Generally, because it is not contradicted that defendant backed up and struck Matyas' stopped vehicle, plaintiffs established prima facie entitlement to summary judgment on the issue of liability (see Vehicle and Traffic Law § 1211[a] ; Portalatin v. City of New York, 165 A.D.3d 1302, 1303, 87 N.Y.S.3d 73 [2018] ; Ortiz v. Calavera, 26 A.D.3d 319, 319, 810 N.Y.S.2d 479 [2006] ; Weather v. North Am. Recycling Corp., 255 A.D.2d 666, 666–667, 679 N.Y.S.2d 213 [1998] ). However, "the emergency doctrine serves to relieve a defendant of liability if he or she was faced with an emergency situation not of his or her own making and responded in a manner that was reasonable and prudent in the emergency context" ( Foster v. Kelly, 119 A.D.3d 1250, 1251, 990 N.Y.S.2d 693 [2014] [internal quotation marks and citations omitted] ). Whether defendant was presented with an emergency is generally a question of fact (see Cancellaro v. Shults, 68 A.D.3d 1234, 1236, 890 N.Y.S.2d 677 [2009], lv denied 14 N.Y.3d 706, 899 N.Y.S.2d 754, 926 N.E.2d 259 [2010] ). Even if, as plaintiffs argue, defendant's recollection of the speed and distance of the third vehicle was not credible, "[t]he court may not weigh the credibility of the affiants on a motion for summary judgment unless it clearly appears that the issues are not genuine, but feigned" ( Glick & Dolleck v. Tri–Pac Export Corp., 22 N.Y.2d 439, 441, 293 N.Y.S.2d 93, 239 N.E.2d 725 [1968] ; see Garcia v. Stewart, 120 A.D.3d 1298, 1299, 993 N.Y.S.2d 90 [2014] ).

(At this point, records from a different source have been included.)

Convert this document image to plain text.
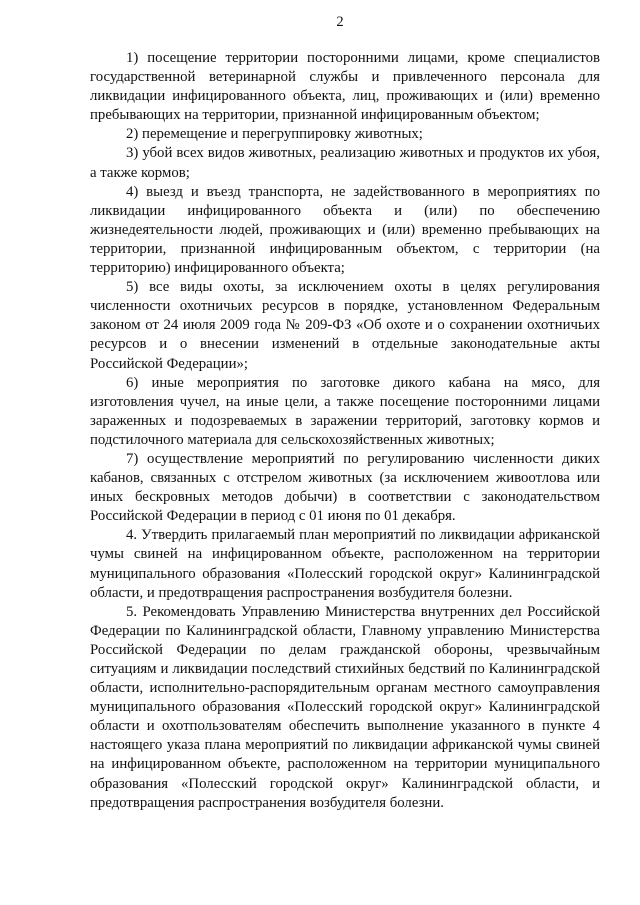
2

1) посещение территории посторонними лицами, кроме специалистов государственной ветеринарной службы и привлеченного персонала для ликвидации инфицированного объекта, лиц, проживающих и (или) временно пребывающих на территории, признанной инфицированным объектом;

2) перемещение и перегруппировку животных;

3) убой всех видов животных, реализацию животных и продуктов их убоя, а также кормов;

4) выезд и въезд транспорта, не задействованного в мероприятиях по ликвидации инфицированного объекта и (или) по обеспечению жизнедеятельности людей, проживающих и (или) временно пребывающих на территории, признанной инфицированным объектом, с территории (на территорию) инфицированного объекта;

5) все виды охоты, за исключением охоты в целях регулирования численности охотничьих ресурсов в порядке, установленном Федеральным законом от 24 июля 2009 года № 209-ФЗ «Об охоте и о сохранении охотничьих ресурсов и о внесении изменений в отдельные законодательные акты Российской Федерации»;

6) иные мероприятия по заготовке дикого кабана на мясо, для изготовления чучел, на иные цели, а также посещение посторонними лицами зараженных и подозреваемых в заражении территорий, заготовку кормов и подстилочного материала для сельскохозяйственных животных;

7) осуществление мероприятий по регулированию численности диких кабанов, связанных с отстрелом животных (за исключением живоотлова или иных бескровных методов добычи) в соответствии с законодательством Российской Федерации в период с 01 июня по 01 декабря.

4. Утвердить прилагаемый план мероприятий по ликвидации африканской чумы свиней на инфицированном объекте, расположенном на территории муниципального образования «Полесский городской округ» Калининградской области, и предотвращения распространения возбудителя болезни.

5. Рекомендовать Управлению Министерства внутренних дел Российской Федерации по Калининградской области, Главному управлению Министерства Российской Федерации по делам гражданской обороны, чрезвычайным ситуациям и ликвидации последствий стихийных бедствий по Калининградской области, исполнительно-распорядительным органам местного самоуправления муниципального образования «Полесский городской округ» Калининградской области и охотпользователям обеспечить выполнение указанного в пункте 4 настоящего указа плана мероприятий по ликвидации африканской чумы свиней на инфицированном объекте, расположенном на территории муниципального образования «Полесский городской округ» Калининградской области, и предотвращения распространения возбудителя болезни.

Defendant, who was not an expert, testified as to his recollection of an accident that happened nearly five years earlier. Both defendant and his passenger recalled unequivocally that a third vehicle approached at a high rate of speed and that it was necessary to quickly move backwards to avoid a collision. We are unable to conclude that the defense was feigned or incredible as a matter of law (see Somersall v. New York Tel. Co., 52 N.Y.2d 157, 158, 436 N.Y.S.2d 858, 418 N.E.2d 373 [1981] ) and find that Supreme Court properly denied plaintiffs' motion.
Egan Jr., J.P., Clark, Mulvey and Devine, JJ., concur.
ORDERED that the order is affirmed, with costs.